Increase Your Odds To Getting Rich

8th  Nov 2012

The following are the top 10 investment mistakes you should avoid:

Investment Mistakes1) Historical Performance 

Focusing on past performance without knowing that good past performance is no guarantee of good future returns. Investors tend to believe that past performance is a good indicator of future performance. The fact is many companies after successive years of brilliant performance do experience financial woes too and turn into losers over a period of time.
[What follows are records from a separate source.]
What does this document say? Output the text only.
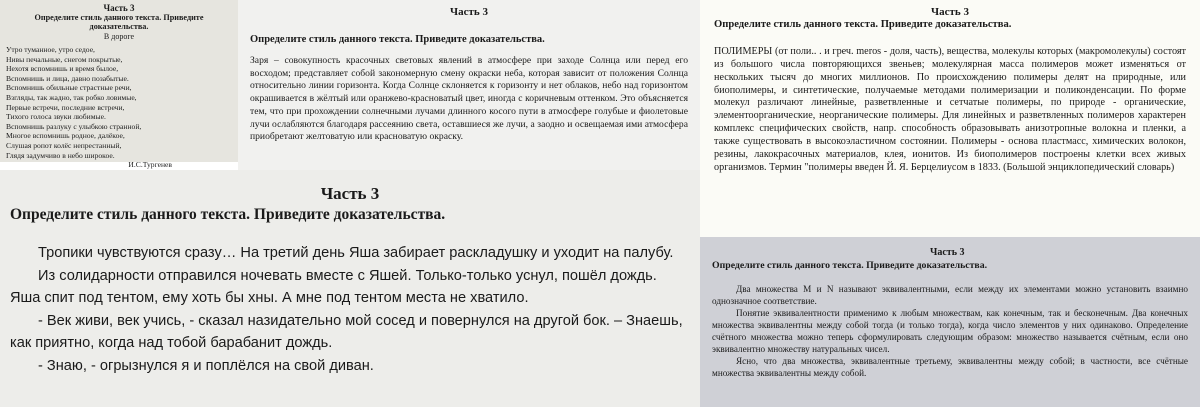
Часть 3
Определите стиль данного текста. Приведите доказательства.
В дороге
Утро туманное, утро седое,
Нивы печальные, снегом покрытые,
Нехотя вспомнишь и время былое,
Вспомнишь и лица, давно позабытые.
Вспомнишь обильные страстные речи,
Взгляды, так жадно, так робко ловимые,
Первые встречи, последние встречи,
Тихого голоса звуки любимые.
Вспомнишь разлуку с улыбкою странной,
Многое вспомнишь родное, далёкое,
Слушая ропот колёс непрестанный,
Глядя задумчиво в небо широкое.
И.С.Тургенев
Часть 3
Определите стиль данного текста. Приведите доказательства.
Заря – совокупность красочных световых явлений в атмосфере при заходе Солнца или перед его восходом; представляет собой закономерную смену окраски неба, которая зависит от положения Солнца относительно линии горизонта. Когда Солнце склоняется к горизонту и нет облаков, небо над горизонтом окрашивается в жёлтый или оранжево-красноватый цвет, иногда с коричневым оттенком. Это объясняется тем, что при прохождении солнечными лучами длинного косого пути в атмосфере голубые и фиолетовые лучи ослабляются благодаря рассеянию света, оставшиеся же лучи, а заодно и освещаемая ими атмосфера приобретают желтоватую или красноватую окраску.
Часть 3
Определите стиль данного текста. Приведите доказательства.
ПОЛИМЕРЫ (от поли.. . и греч. meros - доля, часть), вещества, молекулы которых (макромолекулы) состоят из большого числа повторяющихся звеньев; молекулярная масса полимеров может изменяться от нескольких тысяч до многих миллионов. По происхождению полимеры делят на природные, или биополимеры, и синтетические, получаемые методами полимеризации и поликонденсации. По форме молекул различают линейные, разветвленные и сетчатые полимеры, по природе - органические, элементоорганические, неорганические полимеры. Для линейных и разветвленных полимеров характерен комплекс специфических свойств, напр. способность образовывать анизотропные волокна и пленки, а также существовать в высокоэластичном состоянии. Полимеры - основа пластмасс, химических волокон, резины, лакокрасочных материалов, клея, ионитов. Из биополимеров построены клетки всех живых организмов. Термин "полимеры введен Й. Я. Берцелиусом в 1833. (Большой энциклопедический словарь)
Часть 3
Определите стиль данного текста. Приведите доказательства.

Тропики чувствуются сразу… На третий день Яша забирает раскладушку и уходит на палубу.

Из солидарности отправился ночевать вместе с Яшей. Только-только уснул, пошёл дождь. Яша спит под тентом, ему хоть бы хны. А мне под тентом места не хватило.

- Век живи, век учись, - сказал назидательно мой сосед и повернулся на другой бок. – Знаешь, как приятно, когда над тобой барабанит дождь.

- Знаю, - огрызнулся я и поплёлся на свой диван.

Часть 3
Определите стиль данного текста. Приведите доказательства.

Два множества М и N называют эквивалентными, если между их элементами можно установить взаимно однозначное соответствие.

Понятие эквивалентности применимо к любым множествам, как конечным, так и бесконечным. Два конечных множества эквивалентны между собой тогда (и только тогда), когда число элементов у них одинаково. Определение счётного множества можно теперь сформулировать следующим образом: множество называется счётным, если оно эквивалентно множеству натуральных чисел.

Ясно, что два множества, эквивалентные третьему, эквивалентны между собой; в частности, все счётные множества эквивалентны между собой.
2) Over Dependent On Statistics

Next, instead of past performance, some investors put in too much focus on Number-Based Analysis. Numbers are useful to identify strengths and weaknesses, or to compare various investment alternatives. However it cannot be over emphasized that numbers alone are not enough in determining an appropriate investment strategy.

3) All Eggs In One Basket

Putting all your money in a single investment hoping to make it big when your investment strikes ‘gold’ is another big no-no. Bear in mind the knife cuts both way. Should something go wrong, you will lose all your money too.

4) Short-sighted Gain

Another mistake is purchasing stocks before their ex-dividend date and sell  them  after the dividend is received. The point that is overlook here is, the company's share price would decline by about the same amount of the dividend on the ex-dividend date. This negate the gain you received and in addition to this, the dividends received will create a tax liability for you too.

5) Financial Not Ready

Jumping into investments before you are financially ready is another big mistake that many people make in their pursuit to get rich. To be successful in any type of investments, you should clear up your debts first before you attempt to dabble in investment.

6) Greed

Greed. This is one of the most common mistakes associated with trading stocks. When in a hurry to make quick money, one tends to overlook many basic fundamental rules and best practices of investment.

7) Failure To Plan

Investing without a plan keeps you in the dark over  the risks and returns associated with your investment. You will not be able to make informed decision on what to buy , when to buy and when to exit. It amount to jumping onto a ship without a rudder and hope it will bring you to your next port of call.

8) Deviation From Plan 

Having a plan and not following it is as good as failing to plan. When a plan is not followed, you  lose the advantage of the increase odds in making returns from your investments.

9) Not Having Clear Goals 

With clear and achievable goals and timelines, you can avoid the mistake of selling a valuable stock too quickly. It helps you stay focus and enable you to differentiate between ‘noise’ that looks like bad economic indicator and  the real economic disaster coming ahead.

10) Thinking You Know All 

Being overconfident. Learning is a never ending process. The weaknesses you know , you can choose to learn to overcome it and improve your investment skill. The real danger that can expose you to a potentially big risk is not knowing what you do not know.